On Thursday, 22 October 2015 at 13:53:33 UTC, pineapple wrote:
> import std.concurrency;
> Generator!int sequence(int i){
>     return new Generator!int({
>         yield(i);
>         while(i > 1){
>             yield(i = (i % 2) ? (i * 3 + 1) : (i >> 1));
>         }
>     });
> }
>
> Which can be used like so:
>
> import std.stdio;
> void main(){
>     foreach(i; sequence(11)){
>         writeln(i);
>     }
> }
>
> And now I'd like to make one more improvement, but this I 
> haven't been able to figure out. What if I wanted the argument 
> and output types to be longs instead of ints?

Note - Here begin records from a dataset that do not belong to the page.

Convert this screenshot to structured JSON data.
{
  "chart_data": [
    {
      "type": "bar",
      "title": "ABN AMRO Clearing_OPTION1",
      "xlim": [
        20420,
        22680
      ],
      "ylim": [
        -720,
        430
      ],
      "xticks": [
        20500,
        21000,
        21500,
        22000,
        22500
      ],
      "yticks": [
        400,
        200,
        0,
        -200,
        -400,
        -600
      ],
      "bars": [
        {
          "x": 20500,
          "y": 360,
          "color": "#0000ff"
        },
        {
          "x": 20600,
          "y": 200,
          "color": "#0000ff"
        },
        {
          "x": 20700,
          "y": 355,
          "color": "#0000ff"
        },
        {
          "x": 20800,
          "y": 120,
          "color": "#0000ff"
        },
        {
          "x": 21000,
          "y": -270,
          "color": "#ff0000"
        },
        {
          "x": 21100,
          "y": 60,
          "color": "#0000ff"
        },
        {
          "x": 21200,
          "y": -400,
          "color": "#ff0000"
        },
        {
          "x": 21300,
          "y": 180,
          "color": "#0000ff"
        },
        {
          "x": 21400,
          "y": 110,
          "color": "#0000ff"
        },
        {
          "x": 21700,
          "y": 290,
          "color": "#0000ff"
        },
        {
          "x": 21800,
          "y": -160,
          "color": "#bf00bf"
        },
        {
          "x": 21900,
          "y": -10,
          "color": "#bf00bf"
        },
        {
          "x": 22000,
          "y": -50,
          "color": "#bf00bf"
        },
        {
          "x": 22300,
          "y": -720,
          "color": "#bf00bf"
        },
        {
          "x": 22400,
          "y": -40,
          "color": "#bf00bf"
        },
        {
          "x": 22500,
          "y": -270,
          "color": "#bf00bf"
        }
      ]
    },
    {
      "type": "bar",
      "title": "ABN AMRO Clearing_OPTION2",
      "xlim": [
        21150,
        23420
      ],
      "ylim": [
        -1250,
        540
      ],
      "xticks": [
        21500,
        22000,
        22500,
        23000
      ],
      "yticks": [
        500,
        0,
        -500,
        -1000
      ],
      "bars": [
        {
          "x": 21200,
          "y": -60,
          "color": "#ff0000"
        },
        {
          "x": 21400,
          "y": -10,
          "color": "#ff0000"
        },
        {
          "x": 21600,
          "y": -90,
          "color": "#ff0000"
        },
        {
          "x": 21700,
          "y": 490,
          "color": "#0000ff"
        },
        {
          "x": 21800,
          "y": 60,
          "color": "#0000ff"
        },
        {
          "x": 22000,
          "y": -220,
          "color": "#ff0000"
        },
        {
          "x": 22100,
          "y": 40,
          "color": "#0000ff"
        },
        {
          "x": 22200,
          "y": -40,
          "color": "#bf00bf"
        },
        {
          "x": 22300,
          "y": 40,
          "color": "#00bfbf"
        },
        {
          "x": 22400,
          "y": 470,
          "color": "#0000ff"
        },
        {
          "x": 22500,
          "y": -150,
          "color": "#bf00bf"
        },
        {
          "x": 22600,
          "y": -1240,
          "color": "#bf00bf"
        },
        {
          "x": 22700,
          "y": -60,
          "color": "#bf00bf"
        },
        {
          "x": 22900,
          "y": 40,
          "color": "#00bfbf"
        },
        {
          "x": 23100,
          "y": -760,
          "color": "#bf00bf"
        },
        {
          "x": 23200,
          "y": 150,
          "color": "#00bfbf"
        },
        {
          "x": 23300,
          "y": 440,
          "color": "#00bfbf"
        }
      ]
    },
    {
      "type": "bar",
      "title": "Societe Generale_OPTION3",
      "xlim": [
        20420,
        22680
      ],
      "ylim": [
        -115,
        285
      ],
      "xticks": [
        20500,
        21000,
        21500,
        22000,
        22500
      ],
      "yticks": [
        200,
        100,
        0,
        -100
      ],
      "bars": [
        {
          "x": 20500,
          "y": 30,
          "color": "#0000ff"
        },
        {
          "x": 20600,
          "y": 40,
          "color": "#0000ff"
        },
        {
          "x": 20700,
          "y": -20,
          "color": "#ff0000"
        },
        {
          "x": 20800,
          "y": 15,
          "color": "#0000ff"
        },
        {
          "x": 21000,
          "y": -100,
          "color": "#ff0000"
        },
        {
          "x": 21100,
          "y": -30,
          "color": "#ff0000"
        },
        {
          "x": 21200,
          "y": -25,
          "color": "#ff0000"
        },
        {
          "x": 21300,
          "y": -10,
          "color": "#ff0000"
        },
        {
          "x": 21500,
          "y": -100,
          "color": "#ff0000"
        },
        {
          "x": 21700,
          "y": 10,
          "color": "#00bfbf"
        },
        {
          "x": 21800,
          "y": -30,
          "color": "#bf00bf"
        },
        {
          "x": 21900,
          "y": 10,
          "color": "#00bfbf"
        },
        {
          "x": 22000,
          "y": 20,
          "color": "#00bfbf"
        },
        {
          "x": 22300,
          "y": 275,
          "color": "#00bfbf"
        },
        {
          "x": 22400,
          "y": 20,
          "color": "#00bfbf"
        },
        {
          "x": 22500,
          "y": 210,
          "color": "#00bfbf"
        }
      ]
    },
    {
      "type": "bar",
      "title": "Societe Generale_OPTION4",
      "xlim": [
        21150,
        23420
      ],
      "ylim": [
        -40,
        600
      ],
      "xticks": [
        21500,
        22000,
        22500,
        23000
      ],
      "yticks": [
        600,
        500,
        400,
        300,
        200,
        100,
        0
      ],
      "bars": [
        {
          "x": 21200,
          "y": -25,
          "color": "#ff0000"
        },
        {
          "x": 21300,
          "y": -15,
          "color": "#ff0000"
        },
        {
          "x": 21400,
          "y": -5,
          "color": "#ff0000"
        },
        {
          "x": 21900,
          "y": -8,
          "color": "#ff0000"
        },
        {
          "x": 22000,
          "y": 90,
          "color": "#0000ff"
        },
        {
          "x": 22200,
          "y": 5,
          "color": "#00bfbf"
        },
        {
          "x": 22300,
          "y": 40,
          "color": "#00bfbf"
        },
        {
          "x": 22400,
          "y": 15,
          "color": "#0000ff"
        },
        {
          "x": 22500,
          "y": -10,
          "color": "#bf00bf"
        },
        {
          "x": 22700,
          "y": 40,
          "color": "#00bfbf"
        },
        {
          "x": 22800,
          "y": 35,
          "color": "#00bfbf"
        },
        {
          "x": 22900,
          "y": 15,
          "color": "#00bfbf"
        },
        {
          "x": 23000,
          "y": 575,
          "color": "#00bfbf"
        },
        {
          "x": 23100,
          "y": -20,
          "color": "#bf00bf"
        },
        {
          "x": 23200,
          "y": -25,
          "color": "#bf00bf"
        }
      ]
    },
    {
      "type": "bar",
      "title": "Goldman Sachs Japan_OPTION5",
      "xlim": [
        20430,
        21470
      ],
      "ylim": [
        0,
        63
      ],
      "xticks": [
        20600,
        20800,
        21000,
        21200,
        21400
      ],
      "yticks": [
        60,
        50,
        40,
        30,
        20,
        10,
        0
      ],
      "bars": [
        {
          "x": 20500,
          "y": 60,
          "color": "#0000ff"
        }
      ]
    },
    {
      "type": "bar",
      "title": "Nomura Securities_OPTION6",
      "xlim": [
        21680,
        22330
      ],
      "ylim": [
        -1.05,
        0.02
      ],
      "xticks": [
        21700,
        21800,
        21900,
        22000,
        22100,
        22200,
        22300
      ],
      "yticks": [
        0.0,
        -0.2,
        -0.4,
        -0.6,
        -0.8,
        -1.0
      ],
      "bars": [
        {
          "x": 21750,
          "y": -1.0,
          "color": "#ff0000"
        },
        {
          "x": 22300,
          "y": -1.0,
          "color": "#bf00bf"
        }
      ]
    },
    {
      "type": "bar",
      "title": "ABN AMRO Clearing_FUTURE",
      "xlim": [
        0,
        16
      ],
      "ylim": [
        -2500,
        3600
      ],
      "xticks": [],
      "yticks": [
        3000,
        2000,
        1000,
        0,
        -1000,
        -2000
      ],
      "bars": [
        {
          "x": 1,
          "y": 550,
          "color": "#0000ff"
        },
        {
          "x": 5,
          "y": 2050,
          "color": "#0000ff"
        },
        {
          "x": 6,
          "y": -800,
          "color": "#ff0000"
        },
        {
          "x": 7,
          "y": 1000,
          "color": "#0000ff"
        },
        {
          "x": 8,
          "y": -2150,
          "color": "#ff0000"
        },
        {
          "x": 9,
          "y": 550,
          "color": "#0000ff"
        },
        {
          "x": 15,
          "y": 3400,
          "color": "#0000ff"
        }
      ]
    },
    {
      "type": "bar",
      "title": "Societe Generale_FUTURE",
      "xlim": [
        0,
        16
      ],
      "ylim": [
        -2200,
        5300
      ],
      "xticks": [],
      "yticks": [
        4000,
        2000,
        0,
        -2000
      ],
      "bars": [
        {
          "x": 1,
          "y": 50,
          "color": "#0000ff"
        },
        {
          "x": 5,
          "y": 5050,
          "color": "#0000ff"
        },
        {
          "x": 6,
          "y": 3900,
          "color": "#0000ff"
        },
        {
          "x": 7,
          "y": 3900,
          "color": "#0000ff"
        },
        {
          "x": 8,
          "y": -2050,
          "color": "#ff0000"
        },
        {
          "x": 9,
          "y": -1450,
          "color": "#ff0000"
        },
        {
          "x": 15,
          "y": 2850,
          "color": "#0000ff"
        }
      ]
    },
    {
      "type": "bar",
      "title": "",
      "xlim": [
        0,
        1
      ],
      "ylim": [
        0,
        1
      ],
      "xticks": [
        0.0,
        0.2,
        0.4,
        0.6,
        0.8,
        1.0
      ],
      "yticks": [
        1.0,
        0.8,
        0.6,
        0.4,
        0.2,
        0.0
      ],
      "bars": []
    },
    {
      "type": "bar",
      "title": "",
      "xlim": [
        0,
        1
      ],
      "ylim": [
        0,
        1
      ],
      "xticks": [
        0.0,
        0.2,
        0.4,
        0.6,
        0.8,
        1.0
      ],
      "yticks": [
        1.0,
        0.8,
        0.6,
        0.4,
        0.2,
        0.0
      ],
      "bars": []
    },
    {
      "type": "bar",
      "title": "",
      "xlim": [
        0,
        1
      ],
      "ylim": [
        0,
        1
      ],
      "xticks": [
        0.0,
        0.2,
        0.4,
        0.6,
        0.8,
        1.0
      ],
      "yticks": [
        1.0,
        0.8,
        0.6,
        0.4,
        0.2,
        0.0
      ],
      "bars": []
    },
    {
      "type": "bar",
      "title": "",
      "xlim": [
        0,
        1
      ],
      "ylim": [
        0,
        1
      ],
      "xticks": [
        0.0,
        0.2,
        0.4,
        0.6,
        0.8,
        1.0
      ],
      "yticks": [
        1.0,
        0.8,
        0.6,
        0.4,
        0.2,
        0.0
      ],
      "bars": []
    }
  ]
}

D's templates are easy (you actually used one in there, the 
Generator is one!)

Try this:

import std.concurrency;
Generator!T sequence(T)(T i){
     return new Generator!T({
         yield(i);
         while(i > 1){
             yield(i = (i % 2) ? (i * 3 + 1) : (i >> 1));
         }
     });
}


The first set of args, `(T)`, are the template arguments. You can 
then use hat anywhere in teh function as a type placeholder.


Now, when you call it, it can automatically deduce the types:

      foreach(i; sequence(11)){ // still works, uses int
      foreach(i; sequence(11L)){ // also works, uses long now

Or you can tell your own args explicitly:

      foreach(i; sequence!long(11)){ // uses long



The pattern is name!(template, args, ...)(regular, args...)

The ! introduces template arguments. If there is just one simple 
argument - one consisting of a single word - you can leaves the 
parenthesis out.